The investigator probing Auckland Mayor Len Brown's tryst with his mistress in the council's Ngati Whatua room was concerned the security guard who'd walked in on the lovers was muzzled.
Emails obtained under the Official Information Act reveal the Ernst and Young fraud investigation boss suspected the guard - who unwittingly caught the mayor and Bevan Chuang having sex in a council room - may have had "pressure bought to bear on them to keep quiet".
Chuang revealed the interruption when she disclosed the affair last year. Efforts to identify the male guard - one of 16 to have worked during the past few years at the Town Hall where the Ngati Whatua room is located - were fruitless.
An email on November 7 last year from the council employment relations manager Andre Lubbe to security manager Dean Kidd indicated there was "some suspicion" about one guard.
Lubbe named him in the email but his identity was redacted in papers obtained by the Herald on Sunday.
Nearly three weeks later, the mystery of who interrupted the lovers early in 2012 deepened.
EY's fraud investigation and dispute service senior manager Matthew Hammond assured council staff EY was not concerned about their actions or inaction but whether the guard had been silenced.
This included any "inducement or coercion" to keep quiet.
Hammond wrote to Kidd asking to speak to them as a group at handover briefings at the end of their shift rather than scheduling 15-16 separate interviews.
The EY review eventually cleared Brown and Chuang of any coercion, finding they neither knew the identity of the guard nor sought him out after the incident.
No correspondence in council email data was found relating to the security guard and management at The Edge, who oversaw security for the Town Hall, were not able to identify the guard.
Mayoral office spokesman Dan Lambert declined to comment about the hunt for the guard but said an extensive investigation cleared the mayor of inappropriately using council resources.
Details of the two-year affair came to light last October, just days after Brown won a second consecutive term as mayor.
The $100,000 EY review found Brown did not inappropriately use council resources to support the relationship.

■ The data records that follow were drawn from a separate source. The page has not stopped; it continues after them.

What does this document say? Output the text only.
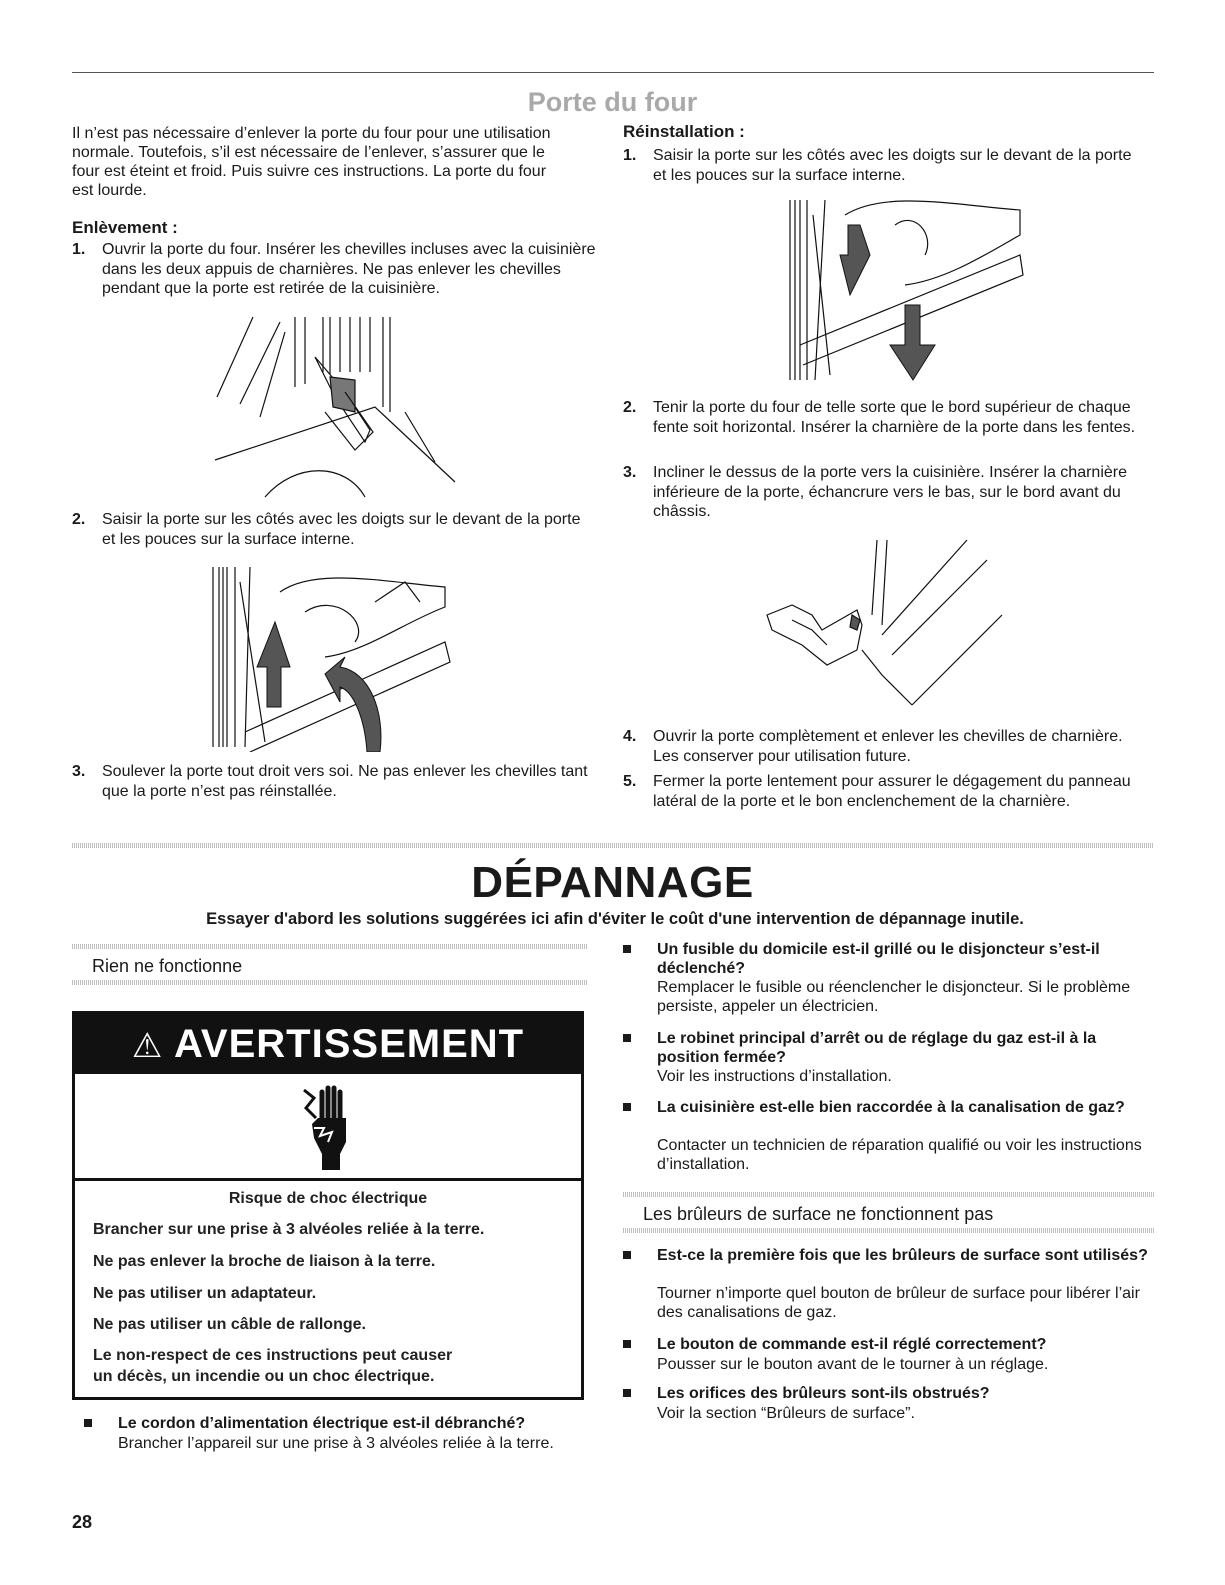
Porte du four
Il n’est pas nécessaire d’enlever la porte du four pour une utilisation normale. Toutefois, s’il est nécessaire de l’enlever, s’assurer que le four est éteint et froid. Puis suivre ces instructions. La porte du four est lourde.
Enlèvement :
1. Ouvrir la porte du four. Insérer les chevilles incluses avec la cuisinière dans les deux appuis de charnières. Ne pas enlever les chevilles pendant que la porte est retirée de la cuisinière.
2. Saisir la porte sur les côtés avec les doigts sur le devant de la porte et les pouces sur la surface interne.
3. Soulever la porte tout droit vers soi. Ne pas enlever les chevilles tant que la porte n’est pas réinstallée.
Réinstallation :
1. Saisir la porte sur les côtés avec les doigts sur le devant de la porte et les pouces sur la surface interne.
2. Tenir la porte du four de telle sorte que le bord supérieur de chaque fente soit horizontal. Insérer la charnière de la porte dans les fentes.
3. Incliner le dessus de la porte vers la cuisinière. Insérer la charnière inférieure de la porte, échancrure vers le bas, sur le bord avant du châssis.
4. Ouvrir la porte complètement et enlever les chevilles de charnière. Les conserver pour utilisation future.
5. Fermer la porte lentement pour assurer le dégagement du panneau latéral de la porte et le bon enclenchement de la charnière.
DÉPANNAGE
Essayer d'abord les solutions suggérées ici afin d'éviter le coût d'une intervention de dépannage inutile.
Rien ne fonctionne
⚠ AVERTISSEMENT
Risque de choc électrique
Brancher sur une prise à 3 alvéoles reliée à la terre.
Ne pas enlever la broche de liaison à la terre.
Ne pas utiliser un adaptateur.
Ne pas utiliser un câble de rallonge.
Le non-respect de ces instructions peut causer
un décès, un incendie ou un choc électrique.
Le cordon d’alimentation électrique est-il débranché?
Brancher l’appareil sur une prise à 3 alvéoles reliée à la terre.
Un fusible du domicile est-il grillé ou le disjoncteur s’est-il déclenché?
Remplacer le fusible ou réenclencher le disjoncteur. Si le problème persiste, appeler un électricien.
Le robinet principal d’arrêt ou de réglage du gaz est-il à la position fermée?
Voir les instructions d’installation.
La cuisinière est-elle bien raccordée à la canalisation de gaz?
Contacter un technicien de réparation qualifié ou voir les instructions d’installation.
Les brûleurs de surface ne fonctionnent pas
Est-ce la première fois que les brûleurs de surface sont utilisés?
Tourner n’importe quel bouton de brûleur de surface pour libérer l’air des canalisations de gaz.
Le bouton de commande est-il réglé correctement?
Pousser sur le bouton avant de le tourner à un réglage.
Les orifices des brûleurs sont-ils obstrués?
Voir la section “Brûleurs de surface”.
28
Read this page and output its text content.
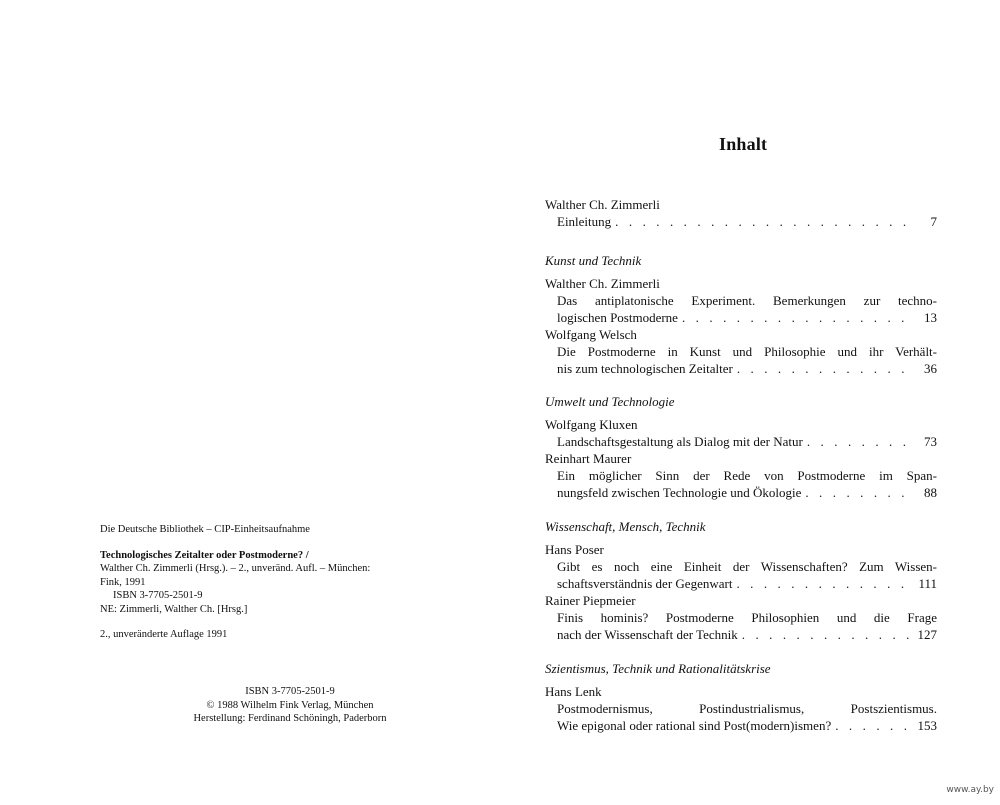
Die Deutsche Bibliothek – CIP-Einheitsaufnahme
Technologisches Zeitalter oder Postmoderne? /
Walther Ch. Zimmerli (Hrsg.). – 2., unveränd. Aufl. – München:
Fink, 1991
ISBN 3-7705-2501-9
NE: Zimmerli, Walther Ch. [Hrsg.]
2., unveränderte Auflage 1991
ISBN 3-7705-2501-9
© 1988 Wilhelm Fink Verlag, München
Herstellung: Ferdinand Schöningh, Paderborn
Inhalt
Walther Ch. Zimmerli
Einleitung . . .	7
Kunst und Technik
Walther Ch. Zimmerli
Das antiplatonische Experiment. Bemerkungen zur techno-
logischen Postmoderne . . .	13
Wolfgang Welsch
Die Postmoderne in Kunst und Philosophie und ihr Verhält-
nis zum technologischen Zeitalter . . .	36
Umwelt und Technologie
Wolfgang Kluxen
Landschaftsgestaltung als Dialog mit der Natur . . .	73
Reinhart Maurer
Ein möglicher Sinn der Rede von Postmoderne im Span-
nungsfeld zwischen Technologie und Ökologie . . .	88
Wissenschaft, Mensch, Technik
Hans Poser
Gibt es noch eine Einheit der Wissenschaften? Zum Wissen-
schaftsverständnis der Gegenwart . . .	111
Rainer Piepmeier
Finis hominis? Postmoderne Philosophien und die Frage
nach der Wissenschaft der Technik . . .	127
Szientismus, Technik und Rationalitätskrise
Hans Lenk
Postmodernismus, Postindustrialismus, Postszientismus.
Wie epigonal oder rational sind Post(modern)ismen? . . .	153
www.ay.by
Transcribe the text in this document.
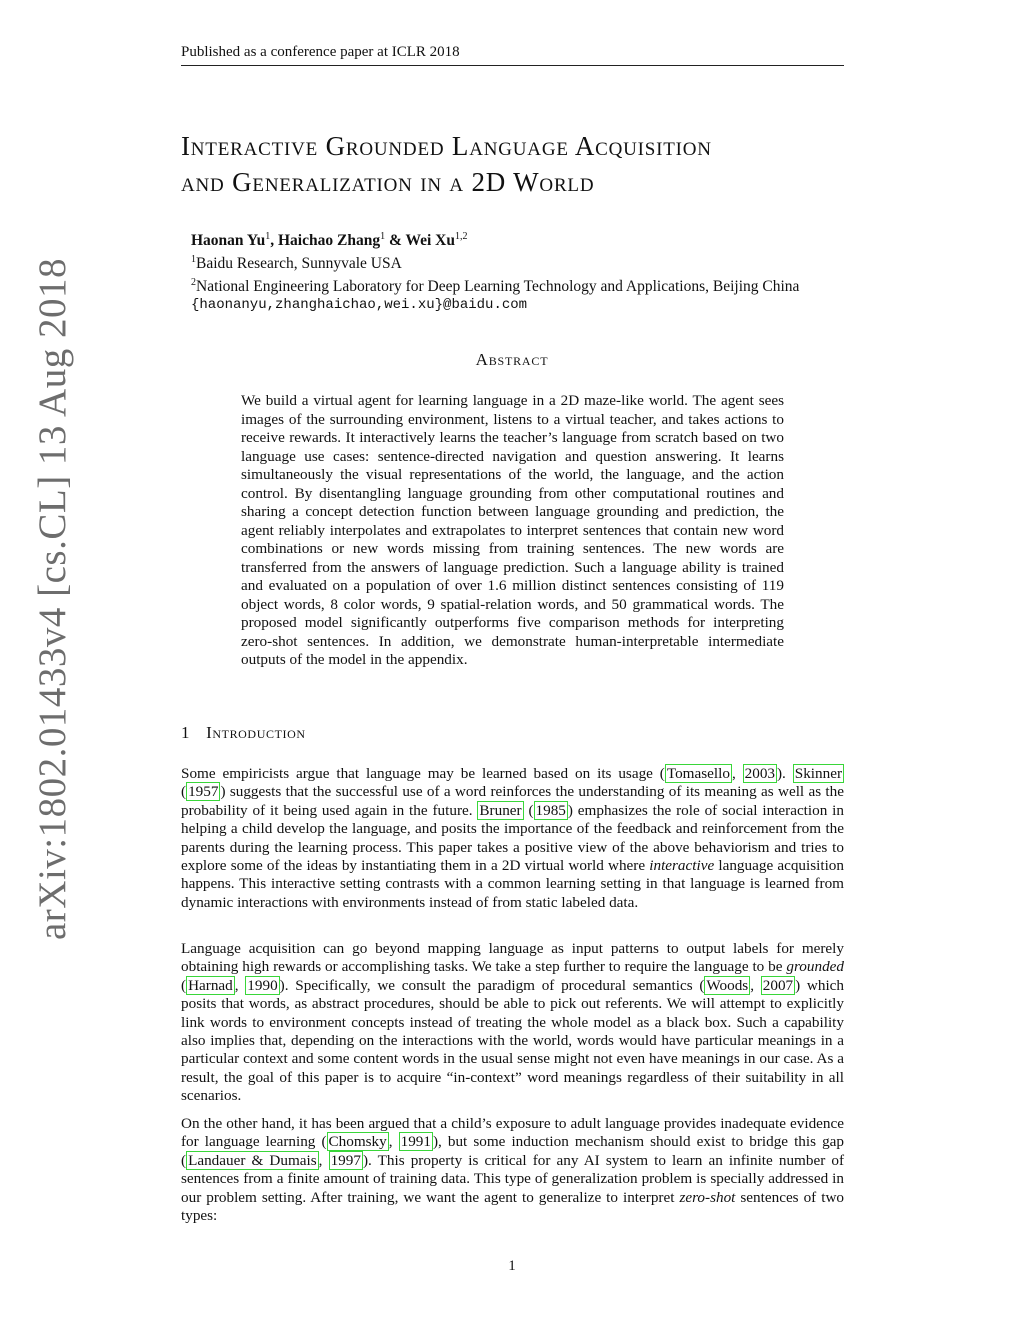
Published as a conference paper at ICLR 2018
Interactive Grounded Language Acquisition
and Generalization in a 2D World
Haonan Yu$^1$, Haichao Zhang$^1$ & Wei Xu$^{1,2}$
$^1$Baidu Research, Sunnyvale USA
$^2$National Engineering Laboratory for Deep Learning Technology and Applications, Beijing China
{haonanyu,zhanghaichao,wei.xu}@baidu.com
arXiv:1802.01433v4 [cs.CL] 13 Aug 2018	Abstract
We build a virtual agent for learning language in a 2D maze-like world. The agent sees images of the surrounding environment, listens to a virtual teacher, and takes actions to receive rewards. It interactively learns the teacher’s language from scratch based on two language use cases: sentence-directed navigation and question answering. It learns simultaneously the visual representations of the world, the language, and the action control. By disentangling language grounding from other computational routines and sharing a concept detection function between language grounding and prediction, the agent reliably interpolates and extrapolates to interpret sentences that contain new word combinations or new words missing from training sentences. The new words are transferred from the answers of language prediction. Such a language ability is trained and evaluated on a population of over 1.6 million distinct sentences consisting of 119 object words, 8 color words, 9 spatial-relation words, and 50 grammatical words. The proposed model significantly outperforms five comparison methods for interpreting zero-shot sentences. In addition, we demonstrate human-interpretable intermediate outputs of the model in the appendix.
1 Introduction
Some empiricists argue that language may be learned based on its usage ( Tomasello , 2003 ). Skinner ( 1957 ) suggests that the successful use of a word reinforces the understanding of its meaning as well as the probability of it being used again in the future. Bruner ( 1985 ) emphasizes the role of social interaction in helping a child develop the language, and posits the importance of the feedback and reinforcement from the parents during the learning process. This paper takes a positive view of the above behaviorism and tries to explore some of the ideas by instantiating them in a 2D virtual world where interactive language acquisition happens. This interactive setting contrasts with a common learning setting in that language is learned from dynamic interactions with environments instead of from static labeled data.
Language acquisition can go beyond mapping language as input patterns to output labels for merely obtaining high rewards or accomplishing tasks. We take a step further to require the language to be grounded ( Harnad , 1990 ). Specifically, we consult the paradigm of procedural semantics ( Woods , 2007 ) which posits that words, as abstract procedures, should be able to pick out referents. We will attempt to explicitly link words to environment concepts instead of treating the whole model as a black box. Such a capability also implies that, depending on the interactions with the world, words would have particular meanings in a particular context and some content words in the usual sense might not even have meanings in our case. As a result, the goal of this paper is to acquire “in-context” word meanings regardless of their suitability in all scenarios.
On the other hand, it has been argued that a child’s exposure to adult language provides inadequate evidence for language learning ( Chomsky , 1991 ), but some induction mechanism should exist to bridge this gap ( Landauer & Dumais , 1997 ). This property is critical for any AI system to learn an infinite number of sentences from a finite amount of training data. This type of generalization problem is specially addressed in our problem setting. After training, we want the agent to generalize to interpret zero-shot sentences of two types:
1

However, the review found Brown received nine free hotel rooms during the review period, including one spent with Chuang. He also used the council-provided phone to make 1375 calls and texts to Chuang.
The lengths they went to
• The Ernst and Young (EY) investigators sought a massive amount of information in the Brown inquiry:
• Footage was requested for three years from security cameras posted around the Auckland Town Hall, including the entrance and exit around the Mayoral offices.
• 470,000 relevant records of up to 200 GB of data was extracted from staff emails between November 2010 and October last year. A council spokesman said this amounted to more than 11 million staff emails forensically searched by investigators.
• Three female staff members in the Mayor's office were asked to provide privacy waivers to allow checks about bookings made for the Mayor at the Hilton, SkyCity and the Langham hotels.
• Six of the 25 telephone numbers with the highest frequency of calls and text messages from Len Brown's phone could not be attributed to a person or company. One of the frequently called numbers belonged to a woman in the mayoral team. The rest were not on the council's Vodafone or Telecom accounts.
• Chief executive Doug MacKay warned EY to give Brown access to all details to lessen the chance of successful legal proceedings. Lawyers for Meredith Connell told McKay it was important Brown had access to the detail behind any contentious issue, including emails and conflicting records.